ROCHESTER, N.Y. (AP) _ Not only will Rochester residents likely become the first in the nation to make telephone calls over their cable TV systems, they could also save more than $20 million in the process.

Rochester Telephone agreed Tuesday to connect with a new phone system Time Warner Cable is building from its cable TV operation in the city.

Under the pact, signed also by the staff of the New York Public Service Commission, Rochester Telephone would drop its $1.48-a-month charge for Touch- Tone service and freeze basic service rates at $12.96 a month through 2001.

Adding up the projected savings over the seven-year period, consumers would end up about $21 million ahead, the company said.

In exchange for the reductions, the phone company would be freed from state regulations that force it to give rebates to customers if it earns more than a set rate of return.

The agreement is the first of its kind between a cable operator and a major telephone company in the United States.

The commisioners of the New York Public Service Commission must still act on the agreement. If they approve the deal, Time Warner Cable’s phone service could be running next year in Rochester, spokesman Michael Luftman said.
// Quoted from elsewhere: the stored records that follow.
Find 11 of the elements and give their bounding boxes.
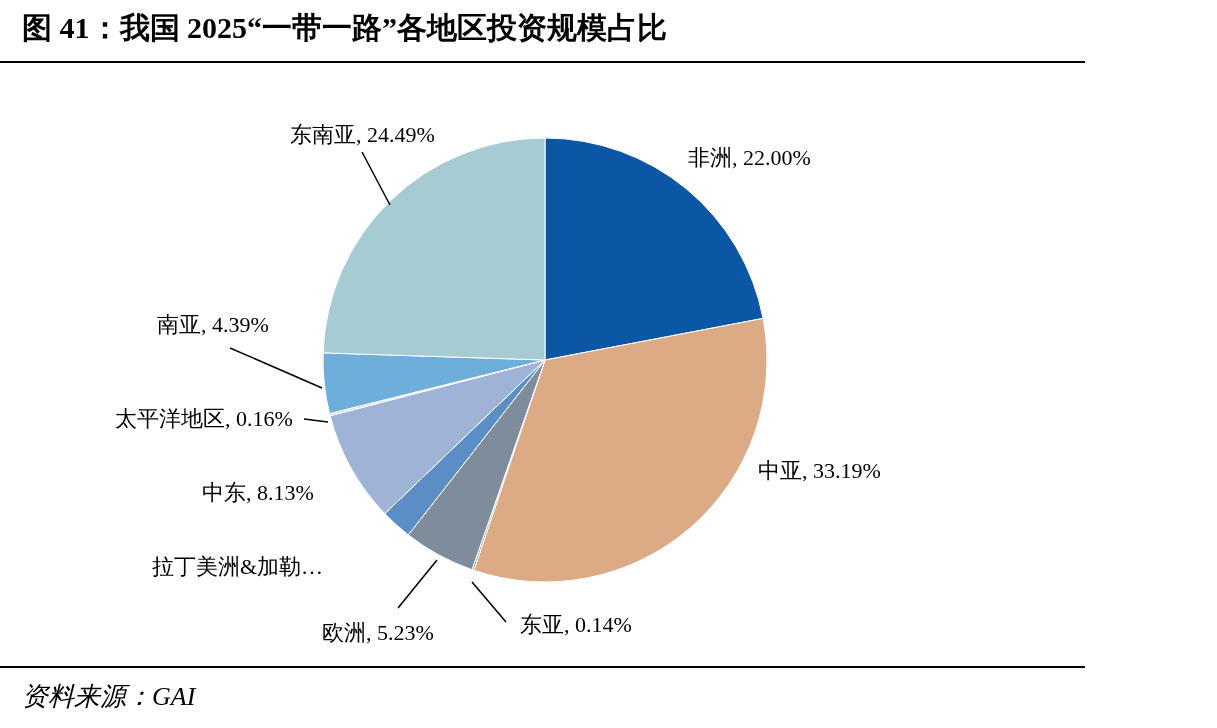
slice-label: 欧洲, 5.23% xyxy=(322,620,434,645)
slice-label: 东亚, 0.14% xyxy=(520,612,632,637)
slice-label: 东南亚, 24.49% xyxy=(290,122,435,147)
slice-label: 南亚, 4.39% xyxy=(157,312,269,337)
slice-label: 中东, 8.13% xyxy=(202,480,314,505)
slice-label: 拉丁美洲&加勒… xyxy=(152,554,324,579)
chart-title: 图 41：我国 2025“一带一路”各地区投资规模占比 xyxy=(22,11,667,44)
slice-label: 非洲, 22.00% xyxy=(688,145,811,170)
slice-label: 太平洋地区, 0.16% xyxy=(115,406,293,431)
slice-label: 中亚, 33.19% xyxy=(758,458,881,483)
text: 资料来源：GAI xyxy=(22,682,197,711)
″We’re already there with the basic architecture,″ Luftman said. ″What we need to do is add a switch. What this agreement allows us to do is connect our switch with Rochester Telephone’s switch.″

A telephone switch directs calls to their proper destinations.
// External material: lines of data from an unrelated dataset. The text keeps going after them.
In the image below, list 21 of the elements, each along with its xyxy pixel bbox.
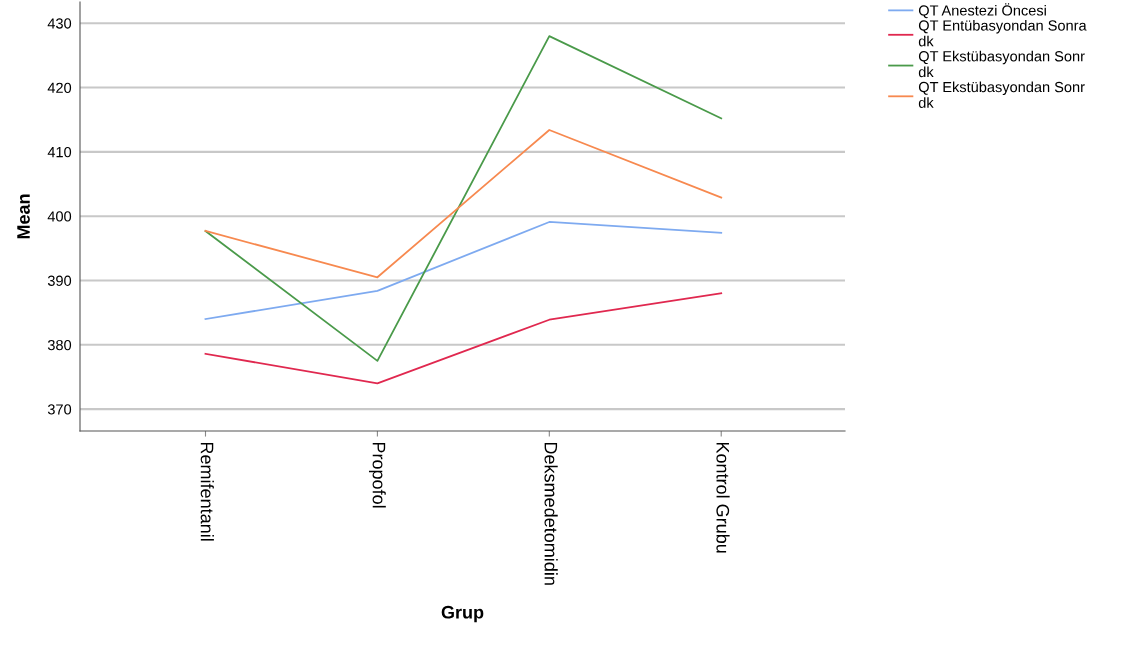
legend-label: QT Ekstübasyondan Sonr dk bbox=[918, 50, 1085, 78]
line-series bbox=[204, 35, 723, 362]
x-tick-label: Kontrol Grubu bbox=[716, 442, 730, 553]
x-tick-label: Deksmedetomidin bbox=[544, 442, 558, 585]
y-tick-label: 390 bbox=[47, 275, 72, 286]
line-series bbox=[204, 221, 723, 320]
y-tick-label: 410 bbox=[47, 146, 72, 158]
y-tick-label: 370 bbox=[47, 404, 72, 415]
y-tick-label: 400 bbox=[47, 211, 72, 222]
line-series bbox=[204, 129, 723, 279]
legend-label: QT Entübasyondan Sonra dk bbox=[918, 19, 1087, 47]
x-axis-title: Grup bbox=[441, 605, 484, 623]
y-axis-title: Mean bbox=[17, 194, 30, 239]
y-tick-label: 420 bbox=[47, 82, 72, 93]
line-series bbox=[204, 292, 723, 385]
legend-label: QT Anestezi Öncesi bbox=[918, 3, 1046, 19]
y-tick-label: 430 bbox=[47, 18, 72, 29]
x-tick-label: Remifentanil bbox=[200, 442, 214, 541]
legend-label: QT Ekstübasyondan Sonr dk bbox=[918, 81, 1085, 108]
y-tick-label: 380 bbox=[47, 339, 72, 351]
x-tick-label: Propofol bbox=[368, 442, 386, 508]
Time Warner Cable has 200,000 subscribers in Rochester. Its fiber-optic and cable lines pass an additional 100,000 homes, giving it a potentially broader customer base.

Several cellular phone and long-distance companies were involved in negotiations for the deal but didn’t join in the agreement. They include AT&T Corp., MCI Communications Corp., Sprint Corp. and Rochester-based ACC Corp.

The companies believe the pact ″does not go far enough to open up the Rochester market,″ said Neal Vaupel, a spokesman for AT&T.

AT&T will specify its objections to the Public Service Commission next month, Vaupel said.

Rochester is a rare city for phone service. It is fully served by a locally-run telephone company, rather than one of the seven large regional Bell operating companies.

The so-called Baby Bells are prevented by law from entering the cable TV business in areas where they offer phone service. Because of that restriction, they have no incentive to allow cable competitors to run competing local phone systems.

John K. Purcell, corporate vice president of Rochester Telephone, called the agreement with Time Warner Cable a breakthrough.

″This establishes the framework for Rochester to become the first fully competitive communications market in the United States,″ he said in a statement.

Rochester Telephone has offered to make operator services and directory assistance available to Time Warner Cable and any competitors that may emerge. The agreement also grants access to services such as the 911 emergency line.

Time Warner Cable is the nation’s second-largest cable television operator with 7.2 million customers in 36 states. Rochester Telephone serves 1.5 million customers through 49 telecommunications companies in 22 states.